Bredth First Search using Coloring Method.
BFS(s, G)
s <- source vertex
G <- Graph
let Q <- queue
let color[] <- 1 WHITE
Q.enqueue s
color of s <- 2 GREY
while Q is not Empty
let currentVertex = Q.dequeue.
color of currentVertex <- BLACK
for all neighbour of currentVertex
if color of neighbour is WHITE
set color of neighbour <- GREY
Q.enqueue neighbour
end of for
end of while
Depth First Search (DFS)
DFS(s , G)
s <- source vertex
G <- Graph
let S <- stack
S.push s
set s as visited.
while S is not Empty
let currentVertex <- S.pop()
for all neighbour of currentVertex
if neighbour is not visited
set neighbour to visited
S.push(neighbour)
end of for
end of while
Connected Components
DFS(s , G , visited)
s <- source vertex
G <- Graph
visited <- boolean array
let S <- Stack
S.push(s)
set visited of s <- true
while S is not empty
let currentVertex <- S.pop()
for all neighbour of currentVertex
if neighbour is not visited
set visited of neighbour <- true
S.push(neighbour)
end of for
end of while
CC(s,G)
s <- source vertex
G <- Graph
let visited[] <- false (initially none vertex is visited.)
let count <- 0
for all vertex of G
if vetex is not visited
DFS(vertex ,G , visited)
incremrnt count
end of for
return count.
Hamiltonian Path
hamiltonianPath(src,graph,visited,count,res)
src <- source vertex
graph <- Graph
visited <- boolean Array
count <- count of edges covered so far
res <- String containing coverted vertex to print
append src to res
set src to visited
if count is equal to |V-1| then print res and return 1
set visited(src) <- true
for all neighbour of graph(src)
if neighbour is not visited
set neighbour to visited
count += hamiltonianPath(neighbour,graph,visited,count+1,res)
end of for
return count
isBipartite
[global variables]
WHITE = -1
RED = 0
GREEN = 1
isBipartite(s , G , colorMap)
s <- source vertex
G <- Graph
colorMap <- array contains color of each vertex
let Q <- Queue
use BFS put alternate color on earch level (RED/GREEN)

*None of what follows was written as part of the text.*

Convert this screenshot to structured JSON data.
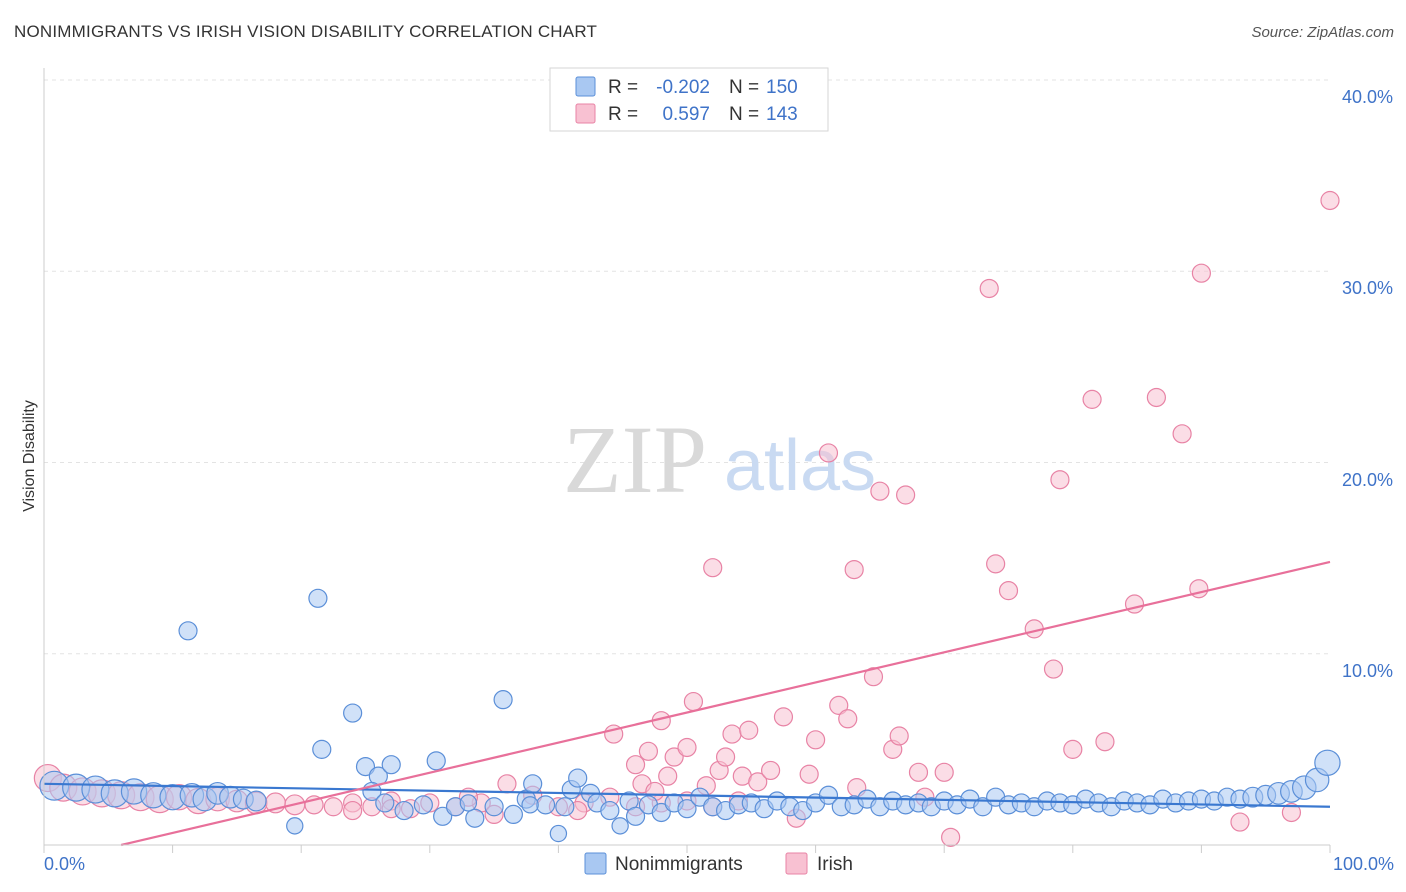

if a visited vertex comes again and have color which is not matching to the current level color
return false
Q.add(s)
let level <- 0
colorMap of s to GREEN
while Q is not Empty
let size <- size of Queue
while(size is greater then 0)
let currentVertex Q.dequeue()
for all neighbour of currentVertex
if neighbour color is WHITE
change color to level%2
else if neighbour color is not WHITE and it is not equal to level%2
return false;
end of for
increment level
end of while
end of while
return true
isBipartite(s,G)
let colorMap = array of color initially all color as WHITE
for all vertex of G
if color of vertex is WHITE
if isBipartite(vertex , G , colorMap) is false then return false
end of for
return true